Greenland may lose ice at a must quicker pace, compared to past 12,000 years, if the human society does not stop the emission of greenhouse gases, study suggests.
In the research published in the journal Nature, models of ice sheets were studied to understand the past, present as well as future of Greenland’s ice. The findings of the research suggest that ice sheets are declining at a faster pace in the present time and Greenland could lose an extreme amount of ice in the 21st century. Jason Briner, Ph.D., Professor at Buffalo College of Arts and Sciences said that the humans have altered the planet so much that the pace at which these ice sheets are melting in this century is greater than anything observed for the past 12,000 years. If the greenhouse gas emission is not curbed significantly, we might face water scarcity at an extreme level. He also added that countries across the world need to take serious actions to reduce greenhouse gas emissions in order to mitigate the sea level rise and prevent melting of ice sheets.

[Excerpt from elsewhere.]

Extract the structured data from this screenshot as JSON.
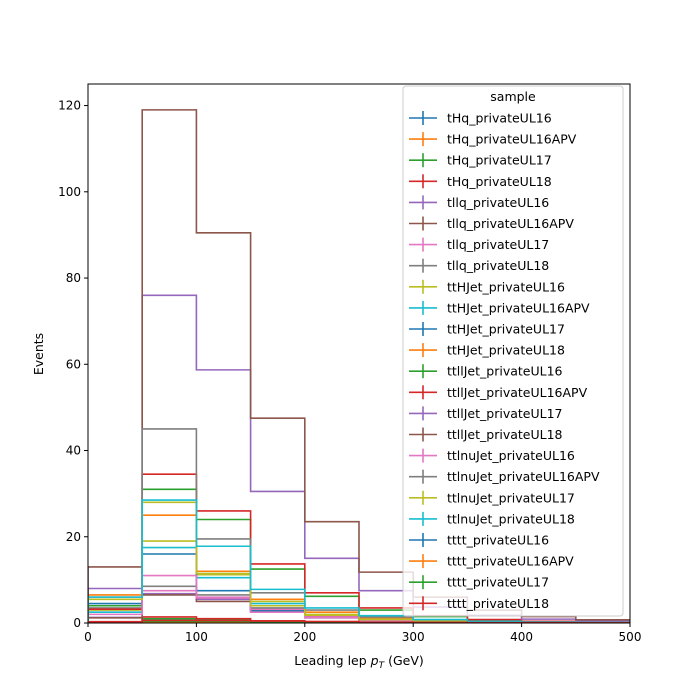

The published study has presented a timeline of Greenland’s past, present and future. The timeline consists of the temperature change across Greenland and shows how greenhouse gases have affected the ice sheets. The results are eye opening and suggest countries to take severe actions. Unless everyone tries to lower carbon emission rates, the pace at which ice is melting is more likely to increase in the near future. The authors of the study also added that these results are a wake-up call for the entire world as energy consumption in the U.S. is increasing steadily each day compared with any other country. Switching to more renewable resources is also one of the solutions which do not produce much heat.